Okay, that was a low blow. My apologies. Let’s get back to it.
Problem #5: Akin didn’t really apologize. In his “apology” a few hours after his original remarks, his Web page read (full statement here):
As a member of Congress, I believe that working to protect the most vulnerable in our society is one of my most important responsibilities, and that includes protecting both the unborn and victims of sexual assault. In reviewing my off-the-cuff remarks, it’s clear that I misspoke in this interview and it does not reflect the deep empathy I hold for the thousands of women who are raped and abused every year. Those who perpetrate these crimes are the lowest of the low in our society and their victims will have no stronger advocate in the Senate to help ensure they have the justice they deserve.
He’s also misusing the word empathy here for “sympathy,” which would be more appropriate, but I’m splitting hairs. The issue here is where is his apology? He just offended millions of people and suggested that any woman who was faced with the horrendous situation of getting pregnant after being raped wasn’t really raped, and he can’t even apologize to them? He thinks it’s clear he “misspoke?” It’s clear, sir, that you’re an asshole, that’s what’s clear. That in looking to shore up conservative votes in the GOP base in Missouri—a state in which you were already polling well—you used rape survivors to get votes. And that would mean, in my book, that you should apologize to the good voters of Missouri, because that’s an insult to them, too.
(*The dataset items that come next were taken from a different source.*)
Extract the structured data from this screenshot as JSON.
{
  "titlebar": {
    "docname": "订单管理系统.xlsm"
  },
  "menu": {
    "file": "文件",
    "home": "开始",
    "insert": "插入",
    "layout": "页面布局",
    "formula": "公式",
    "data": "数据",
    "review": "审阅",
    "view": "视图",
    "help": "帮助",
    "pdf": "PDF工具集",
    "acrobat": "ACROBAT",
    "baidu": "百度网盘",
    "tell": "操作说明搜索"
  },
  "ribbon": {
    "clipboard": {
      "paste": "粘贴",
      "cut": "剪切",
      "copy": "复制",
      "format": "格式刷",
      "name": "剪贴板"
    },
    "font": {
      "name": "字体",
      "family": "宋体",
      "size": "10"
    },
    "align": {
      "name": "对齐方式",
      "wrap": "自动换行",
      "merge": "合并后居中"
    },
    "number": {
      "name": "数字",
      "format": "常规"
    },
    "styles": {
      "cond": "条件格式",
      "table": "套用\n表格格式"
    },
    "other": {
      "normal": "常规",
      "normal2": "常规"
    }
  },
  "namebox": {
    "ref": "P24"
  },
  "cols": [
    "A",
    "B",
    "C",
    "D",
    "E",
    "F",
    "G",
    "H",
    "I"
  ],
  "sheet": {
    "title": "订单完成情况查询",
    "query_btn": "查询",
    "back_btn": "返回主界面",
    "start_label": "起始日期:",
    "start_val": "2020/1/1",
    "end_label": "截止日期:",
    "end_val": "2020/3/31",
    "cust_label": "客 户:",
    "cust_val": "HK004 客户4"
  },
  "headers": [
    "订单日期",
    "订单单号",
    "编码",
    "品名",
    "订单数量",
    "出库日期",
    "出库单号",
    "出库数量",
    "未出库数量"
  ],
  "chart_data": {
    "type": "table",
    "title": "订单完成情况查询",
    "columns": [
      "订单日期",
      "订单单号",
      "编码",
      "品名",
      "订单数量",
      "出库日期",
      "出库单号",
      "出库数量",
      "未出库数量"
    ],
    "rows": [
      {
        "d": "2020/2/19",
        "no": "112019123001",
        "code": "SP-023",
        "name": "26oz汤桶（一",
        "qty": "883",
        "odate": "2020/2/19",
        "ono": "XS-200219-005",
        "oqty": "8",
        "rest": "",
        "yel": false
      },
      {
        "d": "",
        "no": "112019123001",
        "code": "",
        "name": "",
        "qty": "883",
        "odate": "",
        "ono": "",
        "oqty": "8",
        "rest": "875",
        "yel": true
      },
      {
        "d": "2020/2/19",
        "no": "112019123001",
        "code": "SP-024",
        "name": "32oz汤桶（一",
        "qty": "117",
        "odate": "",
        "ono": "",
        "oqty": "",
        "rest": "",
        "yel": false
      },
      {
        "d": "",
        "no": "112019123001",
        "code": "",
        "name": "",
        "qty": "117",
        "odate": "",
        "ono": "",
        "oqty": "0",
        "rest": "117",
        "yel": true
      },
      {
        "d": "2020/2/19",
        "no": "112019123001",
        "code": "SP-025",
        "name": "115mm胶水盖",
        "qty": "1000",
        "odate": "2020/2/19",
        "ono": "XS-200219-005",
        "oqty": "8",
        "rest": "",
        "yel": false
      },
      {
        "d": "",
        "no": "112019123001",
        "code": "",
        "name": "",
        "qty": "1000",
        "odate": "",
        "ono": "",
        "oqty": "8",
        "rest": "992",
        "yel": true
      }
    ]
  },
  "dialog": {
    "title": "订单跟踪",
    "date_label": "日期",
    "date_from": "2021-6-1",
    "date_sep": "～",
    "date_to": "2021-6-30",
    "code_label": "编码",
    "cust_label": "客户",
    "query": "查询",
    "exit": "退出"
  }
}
So we didn’t get an apology from a politician who asserted something that wasn’t true, using science that doesn’t exist. Still following along? The descent from what we’ve believed is an orderly universe is troubling when we see the entropy in culture, isn’t it?
It was only a few hundred years ago that women who were burned at the stake in Massachusetts faced their own misogynistic mash-up of pseudo-science and skewed morality:
They said if she wasn’t really a witch, she wouldn’t burn.